Default Link Function

BINOMIAL | BIN | B

Binomial

Logit

GAMMA | GAM | G

Gamma

Reciprocal

IGAUSSIAN | IG

Inverse Gaussian

Reciprocal square

MULTINOMIAL | MULT

Multinomial

Cumulative logit

NEGBIN | NB

Negative binomial

Log

NORMAL | NOR | N

Normal

Identity

POISSON | POI | P

Poisson

Log


LINK=keyword

specifies the link function in the model. You can specify the keywords shown in Table 43.7.

Table 43.7: Built-In Link Functions of the GEE Procedure

 

Link

 

LINK=

Function

$g(\mu ) =\eta = $

CLOGLOG | CLL

Complementary log-log

$\log (-\log (1-\mu ))$

CUMCLL | CCLL

Cumulative complementary log-log

$\log (-\log (1-\pi ))$

CUMLOGIT| CLOGIT

Cumulative logit

$\log (\pi /(1-\pi ))$

CUMPROBIT | CPROBIT

Cumulative probit

$\Phi ^{-1}(\pi )$

GLOGIT

Generalized logit

IDENTITY | ID

Identity

$\mu $

LOG

Log

$\log (\mu )$

LOGIT

Logit

$\log (\mu /(1-\mu ))$

PROBIT

Probit

$\Phi ^{-1}(\mu )$

INVERSE | RECIPROCAL

Reciprocal

$1/\mu $

POWERMINUS2

Power with exponent –2

$1/\mu ^2$


For the probit and cumulative probit links, $\Phi ^{-1}(\cdot )$ denotes the quantile function of the standard normal distribution. If you do not specify the LINK= option, then by default the canonical link function is used if you specify the DIST= option. Otherwise, if you omit the DIST= option, the identity link function is used.

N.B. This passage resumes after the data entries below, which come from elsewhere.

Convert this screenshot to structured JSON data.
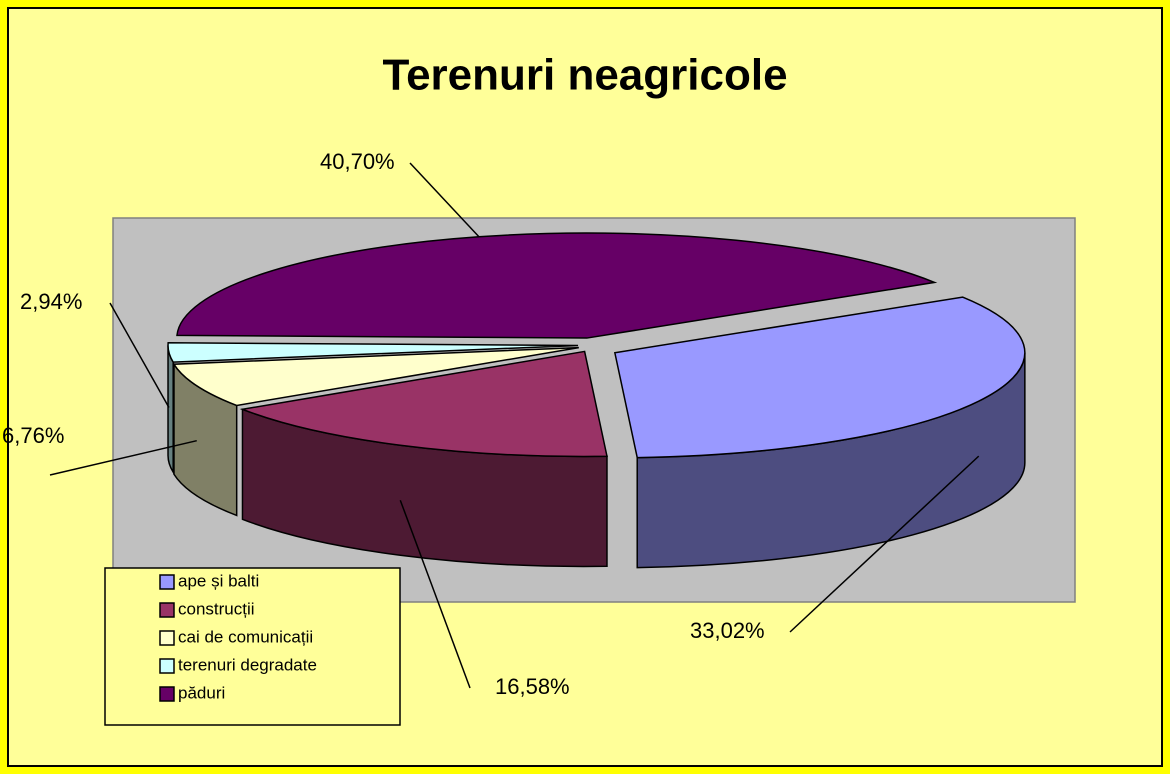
{
  "chart_data": {
    "type": "pie",
    "title": "Terenuri neagricole",
    "categories": [
      "ape și balti",
      "construcții",
      "cai de comunicații",
      "terenuri degradate",
      "păduri"
    ],
    "values": [
      33.02,
      16.58,
      6.76,
      2.94,
      40.7
    ],
    "value_labels": [
      "33,02%",
      "16,58%",
      "6,76%",
      "2,94%",
      "40,70%"
    ],
    "colors": [
      "#9999ff",
      "#993366",
      "#ffffcc",
      "#ccffff",
      "#660066"
    ],
    "legend": "bottom-left"
  }
}
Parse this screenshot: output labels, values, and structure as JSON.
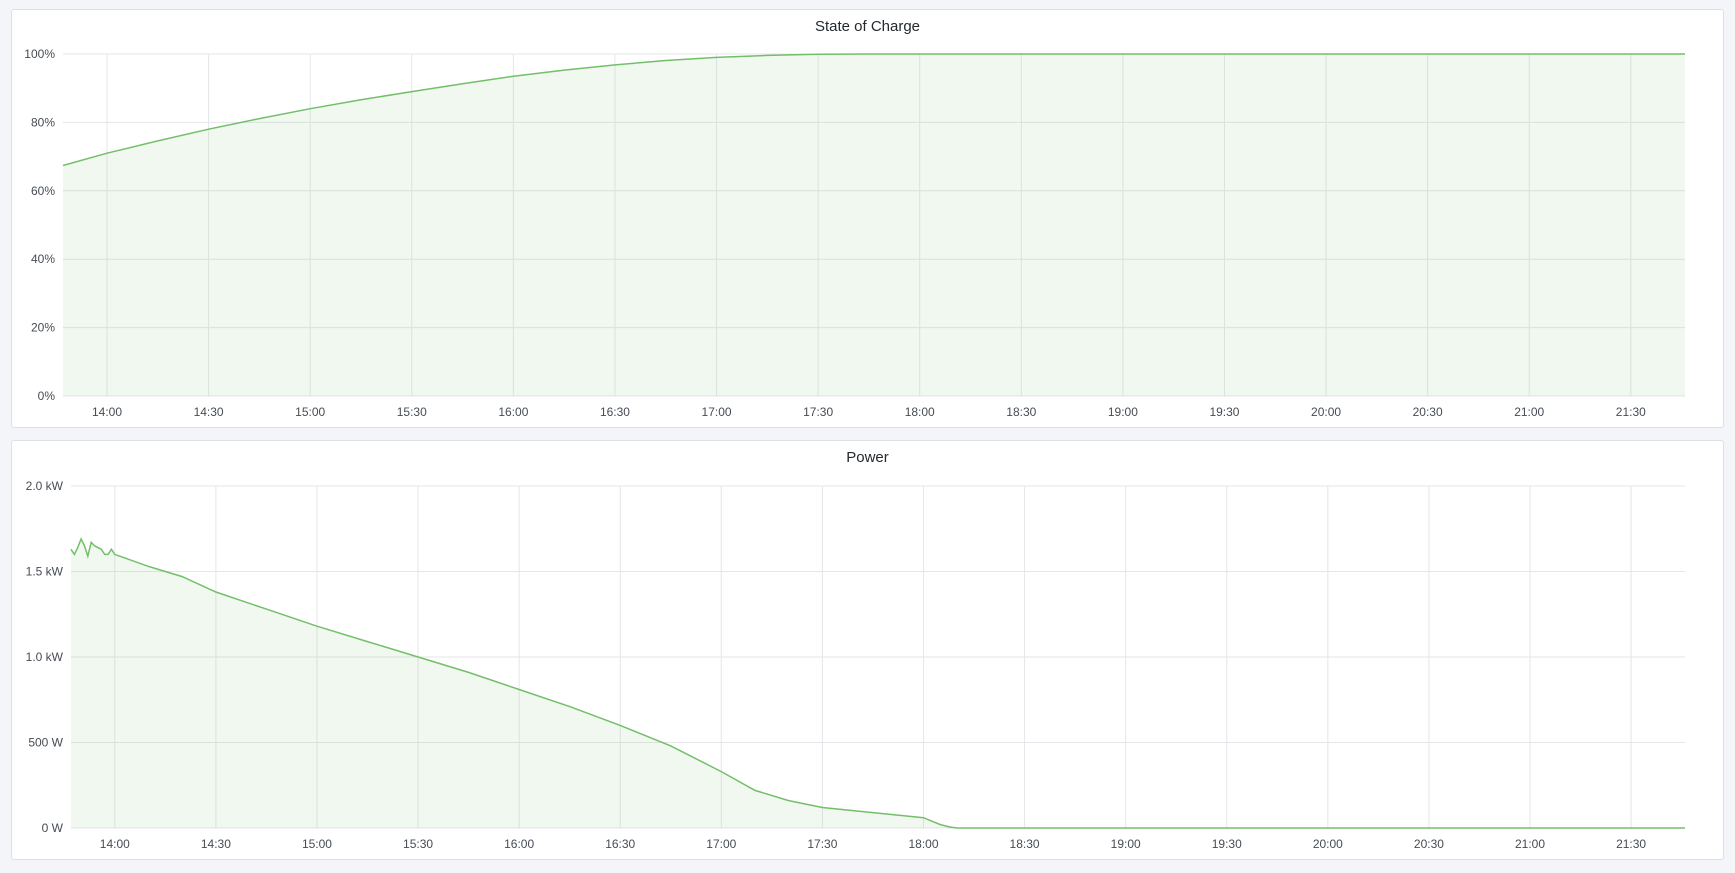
{
  "colors": {
    "line": "#73bf69",
    "fill": "#73bf69",
    "grid": "#e4e6ea",
    "background": "#f4f5f8"
  },
  "chart_data": [
    {
      "type": "area",
      "title": "State of Charge",
      "x_ticks": [
        "14:00",
        "14:30",
        "15:00",
        "15:30",
        "16:00",
        "16:30",
        "17:00",
        "17:30",
        "18:00",
        "18:30",
        "19:00",
        "19:30",
        "20:00",
        "20:30",
        "21:00",
        "21:30"
      ],
      "xlim": [
        "13:47",
        "21:46"
      ],
      "y_ticks": [
        "0%",
        "20%",
        "40%",
        "60%",
        "80%",
        "100%"
      ],
      "ylim": [
        0,
        100
      ],
      "grid": true,
      "x": [
        "13:47",
        "14:00",
        "14:15",
        "14:30",
        "14:45",
        "15:00",
        "15:15",
        "15:30",
        "15:45",
        "16:00",
        "16:15",
        "16:30",
        "16:45",
        "17:00",
        "17:15",
        "17:30",
        "17:45",
        "18:00",
        "18:30",
        "19:00",
        "20:00",
        "21:00",
        "21:46"
      ],
      "values": [
        67.4,
        71,
        74.6,
        78,
        81.1,
        84,
        86.6,
        89,
        91.3,
        93.5,
        95.3,
        96.8,
        98.1,
        99,
        99.6,
        99.9,
        100,
        100,
        100,
        100,
        100,
        100,
        100
      ]
    },
    {
      "type": "area",
      "title": "Power",
      "x_ticks": [
        "14:00",
        "14:30",
        "15:00",
        "15:30",
        "16:00",
        "16:30",
        "17:00",
        "17:30",
        "18:00",
        "18:30",
        "19:00",
        "19:30",
        "20:00",
        "20:30",
        "21:00",
        "21:30"
      ],
      "xlim": [
        "13:47",
        "21:46"
      ],
      "y_ticks": [
        "0 W",
        "500 W",
        "1.0 kW",
        "1.5 kW",
        "2.0 kW"
      ],
      "ylim": [
        0,
        2000
      ],
      "grid": true,
      "x": [
        "13:47",
        "13:48",
        "13:49",
        "13:50",
        "13:51",
        "13:52",
        "13:53",
        "13:54",
        "13:55",
        "13:56",
        "13:57",
        "13:58",
        "13:59",
        "14:00",
        "14:10",
        "14:20",
        "14:30",
        "14:45",
        "15:00",
        "15:15",
        "15:30",
        "15:45",
        "16:00",
        "16:15",
        "16:30",
        "16:45",
        "17:00",
        "17:10",
        "17:20",
        "17:30",
        "17:45",
        "18:00",
        "18:05",
        "18:08",
        "18:10",
        "19:00",
        "20:00",
        "21:00",
        "21:46"
      ],
      "values": [
        1630,
        1600,
        1640,
        1690,
        1650,
        1590,
        1670,
        1650,
        1640,
        1630,
        1600,
        1600,
        1630,
        1600,
        1530,
        1470,
        1380,
        1280,
        1180,
        1090,
        1000,
        910,
        810,
        710,
        600,
        480,
        330,
        220,
        160,
        120,
        90,
        60,
        20,
        5,
        0,
        0,
        0,
        0,
        0
      ]
    }
  ]
}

The cumulative link functions are appropriate only for the multinomial distribution with ordinal responses, with cumulative probabilities indicated by $\pi $. The GLOGIT link function is appropriate only for the multinomial distribution with nominal responses.

NOINT

requests that no intercept term be included in the model. An intercept is included unless this option is specified.

NOSCALE

holds the scale parameter fixed. Otherwise, for the normal, inverse Gaussian, and gamma distributions, the scale parameter is estimated by maximum likelihood. If you omit the SCALE= option, the scale parameter is fixed at the value 1.

OFFSET=variable

specifies a variable in the input data set to be used as an offset variable. This variable cannot be a CLASS variable, the response variable, or any of the explanatory variables.

SCALE=number
SCALE=PEARSON | P
PSCALE
SCALE=DEVIANCE | D
DSCALE

specifies the value used for the scale parameter when the NOSCALE option is used. For the binomial and Poisson distributions, which have no free scale parameter, this can be used to specify an overdispersed model. If the NOSCALE option is not specified, then number is used as an initial estimate of the scale parameter.

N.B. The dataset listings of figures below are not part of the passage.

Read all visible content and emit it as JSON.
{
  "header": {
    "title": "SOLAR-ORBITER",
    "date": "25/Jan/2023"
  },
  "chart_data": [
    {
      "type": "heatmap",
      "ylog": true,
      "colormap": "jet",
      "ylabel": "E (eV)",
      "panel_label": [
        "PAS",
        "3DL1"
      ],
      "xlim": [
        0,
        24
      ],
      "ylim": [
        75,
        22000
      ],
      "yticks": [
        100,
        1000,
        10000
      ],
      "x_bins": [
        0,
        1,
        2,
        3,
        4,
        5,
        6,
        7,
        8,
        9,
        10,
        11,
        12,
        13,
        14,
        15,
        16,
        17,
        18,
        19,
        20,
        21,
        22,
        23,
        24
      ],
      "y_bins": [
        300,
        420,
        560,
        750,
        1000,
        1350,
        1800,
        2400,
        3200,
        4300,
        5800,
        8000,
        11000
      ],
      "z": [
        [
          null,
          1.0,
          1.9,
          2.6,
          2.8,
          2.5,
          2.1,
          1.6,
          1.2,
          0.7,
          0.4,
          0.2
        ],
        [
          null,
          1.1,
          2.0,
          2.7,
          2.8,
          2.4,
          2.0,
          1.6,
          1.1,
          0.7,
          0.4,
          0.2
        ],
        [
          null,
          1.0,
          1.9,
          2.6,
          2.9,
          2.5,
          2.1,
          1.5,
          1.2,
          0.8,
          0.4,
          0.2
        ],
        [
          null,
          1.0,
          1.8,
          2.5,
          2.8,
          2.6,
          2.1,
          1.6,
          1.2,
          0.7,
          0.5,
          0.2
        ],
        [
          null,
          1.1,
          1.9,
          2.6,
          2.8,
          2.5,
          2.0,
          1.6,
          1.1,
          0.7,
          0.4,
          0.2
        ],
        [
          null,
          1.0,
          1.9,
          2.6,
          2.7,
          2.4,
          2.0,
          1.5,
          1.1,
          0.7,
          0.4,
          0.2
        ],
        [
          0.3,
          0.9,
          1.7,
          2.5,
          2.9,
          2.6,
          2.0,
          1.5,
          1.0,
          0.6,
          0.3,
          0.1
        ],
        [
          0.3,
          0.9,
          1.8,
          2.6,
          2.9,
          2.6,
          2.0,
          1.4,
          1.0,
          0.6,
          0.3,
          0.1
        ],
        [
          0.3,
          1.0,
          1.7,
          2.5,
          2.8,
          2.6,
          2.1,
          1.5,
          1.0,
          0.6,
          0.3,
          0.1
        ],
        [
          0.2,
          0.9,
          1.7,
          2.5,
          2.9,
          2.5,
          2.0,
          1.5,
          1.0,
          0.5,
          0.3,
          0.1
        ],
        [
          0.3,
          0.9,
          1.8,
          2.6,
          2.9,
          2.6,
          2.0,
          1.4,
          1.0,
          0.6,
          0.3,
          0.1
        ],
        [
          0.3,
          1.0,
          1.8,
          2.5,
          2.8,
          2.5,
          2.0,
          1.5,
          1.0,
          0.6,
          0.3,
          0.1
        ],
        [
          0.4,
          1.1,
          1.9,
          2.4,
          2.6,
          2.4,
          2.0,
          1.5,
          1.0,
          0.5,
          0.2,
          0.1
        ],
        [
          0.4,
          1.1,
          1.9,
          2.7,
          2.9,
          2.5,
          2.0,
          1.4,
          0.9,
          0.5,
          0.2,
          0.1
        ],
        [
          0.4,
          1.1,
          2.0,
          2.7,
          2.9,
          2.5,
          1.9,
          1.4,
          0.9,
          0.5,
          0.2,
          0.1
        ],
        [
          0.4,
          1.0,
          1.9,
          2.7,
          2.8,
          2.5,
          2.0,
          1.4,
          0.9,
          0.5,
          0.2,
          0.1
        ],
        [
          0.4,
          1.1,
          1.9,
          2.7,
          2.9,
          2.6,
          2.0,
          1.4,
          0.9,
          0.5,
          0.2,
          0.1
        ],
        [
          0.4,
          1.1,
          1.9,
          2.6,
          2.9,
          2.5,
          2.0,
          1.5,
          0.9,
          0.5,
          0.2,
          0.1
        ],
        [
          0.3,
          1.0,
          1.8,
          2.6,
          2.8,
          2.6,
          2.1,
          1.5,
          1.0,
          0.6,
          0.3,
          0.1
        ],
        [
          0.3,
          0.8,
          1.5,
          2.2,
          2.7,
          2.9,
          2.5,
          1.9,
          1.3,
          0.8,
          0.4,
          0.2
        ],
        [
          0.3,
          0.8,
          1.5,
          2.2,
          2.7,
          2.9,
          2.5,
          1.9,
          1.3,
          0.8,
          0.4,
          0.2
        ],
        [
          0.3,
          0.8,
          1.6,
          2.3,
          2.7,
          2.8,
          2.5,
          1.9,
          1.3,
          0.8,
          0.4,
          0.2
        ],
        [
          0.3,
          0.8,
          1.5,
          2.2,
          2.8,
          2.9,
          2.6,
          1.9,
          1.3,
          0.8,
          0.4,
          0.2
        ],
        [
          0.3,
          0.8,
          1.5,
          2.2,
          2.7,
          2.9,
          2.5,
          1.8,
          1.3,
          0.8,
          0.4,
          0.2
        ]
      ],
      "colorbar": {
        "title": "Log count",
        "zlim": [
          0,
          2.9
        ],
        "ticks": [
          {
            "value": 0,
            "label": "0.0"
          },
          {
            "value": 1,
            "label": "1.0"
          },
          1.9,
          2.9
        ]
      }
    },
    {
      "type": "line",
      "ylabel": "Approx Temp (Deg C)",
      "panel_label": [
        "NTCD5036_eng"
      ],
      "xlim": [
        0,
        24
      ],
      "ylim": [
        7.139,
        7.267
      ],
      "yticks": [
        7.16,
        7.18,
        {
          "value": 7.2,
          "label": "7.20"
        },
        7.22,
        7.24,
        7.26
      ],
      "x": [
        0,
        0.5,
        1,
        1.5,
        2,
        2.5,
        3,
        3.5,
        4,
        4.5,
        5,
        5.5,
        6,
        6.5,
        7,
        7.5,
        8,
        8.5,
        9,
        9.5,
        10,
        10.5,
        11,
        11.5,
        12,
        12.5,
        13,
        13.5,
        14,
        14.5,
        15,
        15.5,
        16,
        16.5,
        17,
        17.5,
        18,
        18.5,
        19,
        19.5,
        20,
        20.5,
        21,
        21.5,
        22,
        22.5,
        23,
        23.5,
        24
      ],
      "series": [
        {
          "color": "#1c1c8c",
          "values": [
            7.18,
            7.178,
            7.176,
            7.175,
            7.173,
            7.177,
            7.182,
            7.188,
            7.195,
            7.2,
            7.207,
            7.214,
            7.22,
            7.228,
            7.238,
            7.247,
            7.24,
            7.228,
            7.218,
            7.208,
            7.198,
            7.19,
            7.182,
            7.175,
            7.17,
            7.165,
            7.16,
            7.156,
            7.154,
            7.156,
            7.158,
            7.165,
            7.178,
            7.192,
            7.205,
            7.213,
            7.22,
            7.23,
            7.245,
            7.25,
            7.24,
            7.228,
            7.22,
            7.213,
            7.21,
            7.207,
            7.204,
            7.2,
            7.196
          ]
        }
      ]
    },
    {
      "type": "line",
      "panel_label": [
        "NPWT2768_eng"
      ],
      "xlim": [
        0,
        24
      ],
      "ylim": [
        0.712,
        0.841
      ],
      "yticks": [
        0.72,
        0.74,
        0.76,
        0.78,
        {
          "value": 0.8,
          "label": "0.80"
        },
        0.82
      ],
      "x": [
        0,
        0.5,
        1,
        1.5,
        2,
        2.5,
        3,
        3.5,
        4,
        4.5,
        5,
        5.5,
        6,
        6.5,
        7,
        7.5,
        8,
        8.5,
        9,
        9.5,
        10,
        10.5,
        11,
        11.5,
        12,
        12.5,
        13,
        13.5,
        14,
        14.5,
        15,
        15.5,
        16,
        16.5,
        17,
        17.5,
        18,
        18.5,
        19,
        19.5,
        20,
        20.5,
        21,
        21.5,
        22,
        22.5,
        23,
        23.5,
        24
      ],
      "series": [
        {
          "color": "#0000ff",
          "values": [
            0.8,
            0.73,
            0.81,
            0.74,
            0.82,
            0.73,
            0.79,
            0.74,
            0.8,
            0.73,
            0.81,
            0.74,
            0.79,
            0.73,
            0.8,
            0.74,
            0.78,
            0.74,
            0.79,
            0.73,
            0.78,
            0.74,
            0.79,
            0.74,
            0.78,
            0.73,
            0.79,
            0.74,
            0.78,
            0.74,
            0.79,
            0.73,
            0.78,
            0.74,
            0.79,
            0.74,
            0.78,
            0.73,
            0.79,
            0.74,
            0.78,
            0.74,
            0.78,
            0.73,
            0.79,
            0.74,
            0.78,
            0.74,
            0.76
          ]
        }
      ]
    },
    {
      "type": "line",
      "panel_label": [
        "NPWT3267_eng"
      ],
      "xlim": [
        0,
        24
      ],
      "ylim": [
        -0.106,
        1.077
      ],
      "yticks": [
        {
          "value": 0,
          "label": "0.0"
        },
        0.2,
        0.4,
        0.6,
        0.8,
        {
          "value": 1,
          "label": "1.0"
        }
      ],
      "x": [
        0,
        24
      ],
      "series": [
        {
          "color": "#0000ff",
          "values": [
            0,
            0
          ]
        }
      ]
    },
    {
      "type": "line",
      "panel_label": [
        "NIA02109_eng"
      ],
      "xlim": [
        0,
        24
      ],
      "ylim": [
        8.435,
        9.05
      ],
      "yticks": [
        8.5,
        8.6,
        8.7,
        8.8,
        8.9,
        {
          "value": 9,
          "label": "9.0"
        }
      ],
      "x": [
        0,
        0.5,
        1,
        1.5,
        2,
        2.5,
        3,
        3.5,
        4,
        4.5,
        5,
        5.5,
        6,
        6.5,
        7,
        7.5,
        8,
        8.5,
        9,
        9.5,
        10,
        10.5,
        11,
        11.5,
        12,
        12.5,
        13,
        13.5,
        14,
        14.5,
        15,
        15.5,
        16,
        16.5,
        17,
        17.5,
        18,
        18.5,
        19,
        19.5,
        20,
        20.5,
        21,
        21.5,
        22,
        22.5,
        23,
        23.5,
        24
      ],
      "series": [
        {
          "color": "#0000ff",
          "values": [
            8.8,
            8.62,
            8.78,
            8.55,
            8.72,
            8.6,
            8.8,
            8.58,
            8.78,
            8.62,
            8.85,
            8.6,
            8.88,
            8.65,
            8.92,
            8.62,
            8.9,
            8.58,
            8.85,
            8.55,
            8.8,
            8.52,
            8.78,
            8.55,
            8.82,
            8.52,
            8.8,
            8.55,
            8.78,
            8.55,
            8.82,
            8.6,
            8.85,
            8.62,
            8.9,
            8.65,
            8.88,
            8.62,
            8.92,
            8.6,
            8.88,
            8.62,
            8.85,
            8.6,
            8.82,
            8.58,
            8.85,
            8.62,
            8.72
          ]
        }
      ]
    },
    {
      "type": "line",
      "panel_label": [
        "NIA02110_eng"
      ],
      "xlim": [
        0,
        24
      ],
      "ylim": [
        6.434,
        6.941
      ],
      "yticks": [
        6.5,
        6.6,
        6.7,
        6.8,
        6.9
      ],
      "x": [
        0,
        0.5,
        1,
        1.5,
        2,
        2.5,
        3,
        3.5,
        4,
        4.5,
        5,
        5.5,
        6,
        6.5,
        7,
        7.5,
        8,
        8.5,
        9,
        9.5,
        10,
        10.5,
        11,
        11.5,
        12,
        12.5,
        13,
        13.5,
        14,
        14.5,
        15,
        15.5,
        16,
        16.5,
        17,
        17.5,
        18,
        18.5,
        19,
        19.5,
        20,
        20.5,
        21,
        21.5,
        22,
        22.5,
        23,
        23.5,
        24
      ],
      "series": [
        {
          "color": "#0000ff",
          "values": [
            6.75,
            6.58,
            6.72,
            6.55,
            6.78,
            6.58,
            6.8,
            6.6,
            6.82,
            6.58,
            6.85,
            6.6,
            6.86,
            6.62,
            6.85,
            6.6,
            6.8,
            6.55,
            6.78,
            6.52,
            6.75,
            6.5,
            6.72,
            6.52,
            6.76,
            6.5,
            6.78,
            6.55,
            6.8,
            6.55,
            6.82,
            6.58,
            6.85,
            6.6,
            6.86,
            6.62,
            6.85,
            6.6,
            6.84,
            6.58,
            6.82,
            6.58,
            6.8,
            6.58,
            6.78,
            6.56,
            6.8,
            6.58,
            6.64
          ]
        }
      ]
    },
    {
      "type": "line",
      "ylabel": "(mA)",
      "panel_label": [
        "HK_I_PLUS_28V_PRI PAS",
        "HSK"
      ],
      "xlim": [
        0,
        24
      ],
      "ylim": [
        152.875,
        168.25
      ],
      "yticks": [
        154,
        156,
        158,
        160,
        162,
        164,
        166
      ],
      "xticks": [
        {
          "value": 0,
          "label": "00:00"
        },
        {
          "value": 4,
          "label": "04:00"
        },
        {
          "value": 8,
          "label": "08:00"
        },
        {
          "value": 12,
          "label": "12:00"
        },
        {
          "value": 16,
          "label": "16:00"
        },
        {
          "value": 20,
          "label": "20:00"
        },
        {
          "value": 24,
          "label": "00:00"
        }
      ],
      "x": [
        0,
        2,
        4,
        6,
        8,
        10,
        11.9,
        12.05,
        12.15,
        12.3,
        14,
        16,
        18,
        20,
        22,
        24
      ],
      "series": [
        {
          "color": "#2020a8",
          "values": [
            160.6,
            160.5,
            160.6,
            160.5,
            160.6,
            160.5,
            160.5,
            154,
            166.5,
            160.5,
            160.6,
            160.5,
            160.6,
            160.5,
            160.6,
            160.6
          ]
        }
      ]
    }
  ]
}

Specifying SCALE=PEARSON or SCALE=P is the same as specifying the PSCALE option. This fixes the scale parameter at the value 1 in the estimation procedure. After the parameter estimates are determined, the exponential family dispersion parameter is assumed to be given by Pearson’s chi-square statistic divided by the degrees of freedom, and all statistics such as standard errors are adjusted appropriately.

Specifying SCALE=DEVIANCE or SCALE=D is the same as specifying the DSCALE option. This fixes the scale parameter at a value of 1 in the estimation procedure.